Rexam re-throned

Eshan Toorabally, the paper and forest products analyst at Goldman Sachs, is clearly in two minds about large plastic packaging and beverage can producer Rexam.

Since putting Rexam on the ‘sell’ list on 21 January and then marking it down further as a ‘conviction sell’ on 29 January the stock has risen 11% compared with the FTSE World Europe index. On 2 May Eshan removed Rexam from the conviction sell but kept his sell rating.

On 23 May Eshan finally capitulated upgrading the company from ‘sell’ to ‘neutral’. Admittedly his ‘sell’ argument was based on Rexam looking expensive compared with its peers. It trades on an adjusted 2008 estimated enterprise value/EBITDA of 8.6, which is above its five-year average of 7.8 and ahead of US peers Ball Corp on 8.2 and Crown on 7.6.
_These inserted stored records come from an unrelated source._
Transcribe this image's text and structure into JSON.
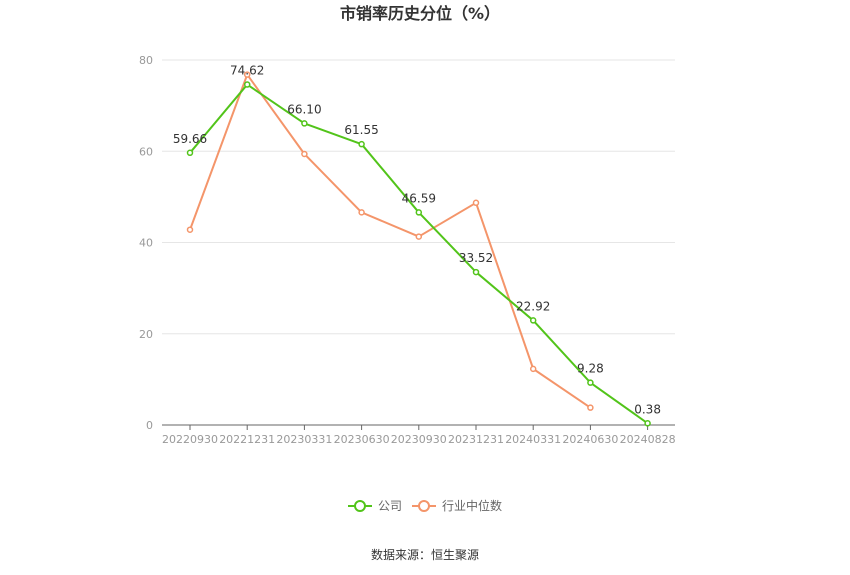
{
  "chart_data": {
    "type": "line",
    "title": "市销率历史分位（%）",
    "categories": [
      "20220930",
      "20221231",
      "20230331",
      "20230630",
      "20230930",
      "20231231",
      "20240331",
      "20240630",
      "20240828"
    ],
    "ylim": [
      0,
      80
    ],
    "yticks": [
      0,
      20,
      40,
      60,
      80
    ],
    "grid": true,
    "legend_position": "bottom",
    "series": [
      {
        "name": "公司",
        "color": "#52c41a",
        "values": [
          59.66,
          74.62,
          66.1,
          61.55,
          46.59,
          33.52,
          22.92,
          9.28,
          0.38
        ],
        "labels": [
          "59.66",
          "74.62",
          "66.10",
          "61.55",
          "46.59",
          "33.52",
          "22.92",
          "9.28",
          "0.38"
        ]
      },
      {
        "name": "行业中位数",
        "color": "#f4956a",
        "values": [
          42.8,
          76.8,
          59.4,
          46.6,
          41.3,
          48.7,
          12.3,
          3.8,
          null
        ]
      }
    ]
  },
  "source": "数据来源：恒生聚源"
}
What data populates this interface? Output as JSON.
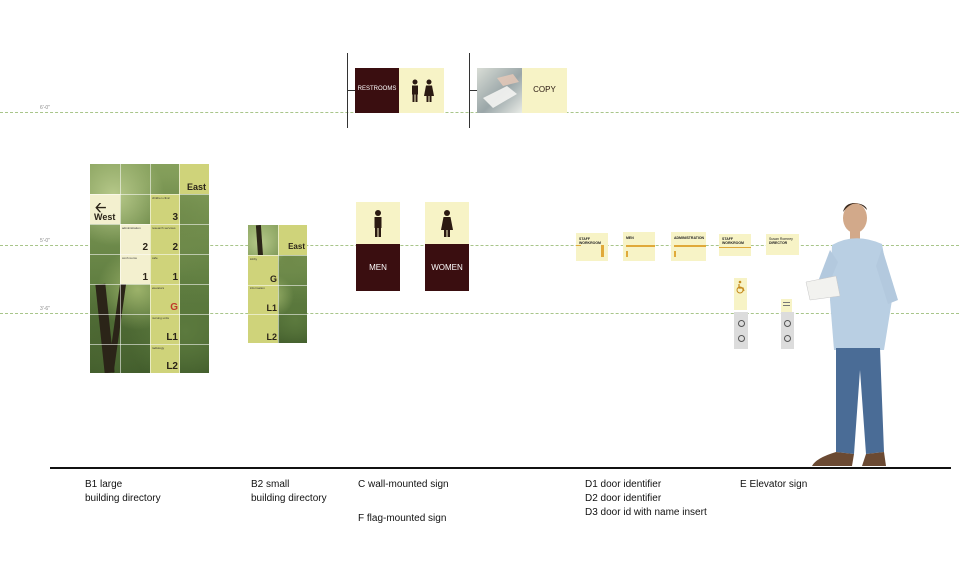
{
  "guides": {
    "top": "6'-0\"",
    "middle": "5'-0\"",
    "bottom": "3'-6\""
  },
  "b1": {
    "east": "East",
    "west": "West",
    "floors": [
      "3",
      "2",
      "2",
      "1",
      "1",
      "G",
      "L1",
      "L2"
    ],
    "notes": [
      "children clinic",
      "administration",
      "research services",
      "conf rooms",
      "cafe",
      "elevators",
      "nursing units",
      "radiology",
      "lobby",
      "information"
    ]
  },
  "b2": {
    "east": "East",
    "floors": [
      "G",
      "L1",
      "L2"
    ]
  },
  "restroom_sign": {
    "label": "RESTROOMS"
  },
  "copy_sign": {
    "label": "COPY"
  },
  "wall_signs": {
    "men": "MEN",
    "women": "WOMEN"
  },
  "door_ids": [
    {
      "line1": "STAFF",
      "line2": "WORKROOM"
    },
    {
      "line1": "MEN",
      "line2": ""
    },
    {
      "line1": "ADMINISTRATION",
      "line2": ""
    },
    {
      "line1": "STAFF",
      "line2": "WORKROOM"
    },
    {
      "line1": "Susan Romney",
      "line2": "DIRECTOR"
    }
  ],
  "captions": {
    "b1_line1": "B1 large",
    "b1_line2": "building directory",
    "b2_line1": "B2 small",
    "b2_line2": "building directory",
    "c": "C wall-mounted sign",
    "f": "F flag-mounted sign",
    "d1": "D1 door identifier",
    "d2": "D2 door identifier",
    "d3": "D3 door id with name insert",
    "e": "E Elevator sign"
  },
  "colors": {
    "maroon": "#3a0e10",
    "cream": "#f7f3c6",
    "directory_yellow": "#cfd37a",
    "accent_orange": "#e0a93a",
    "guide_green": "#a8c58a"
  }
}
Eshan was also worried about Rexam suffering a profit slowdown. But the trading update on 1 May was surprisingly bullish, almost removing the ‘risk of an earnings miss’ when the company reports first-half profits on 30 July, says Eshan.

Rexam is up because its beverage can operation in Brazil and Europe is thriving. Sharp cost rises in aluminium cans are being passed on to customers or hedged. Indeed, Eshan says the main upside risk to his new 430p target price, compared with the old 385p one, is better than expected margin performance in the can businesses.

The main downside risk is Rexam being less able to recover rising resin costs in its plastic packaging division.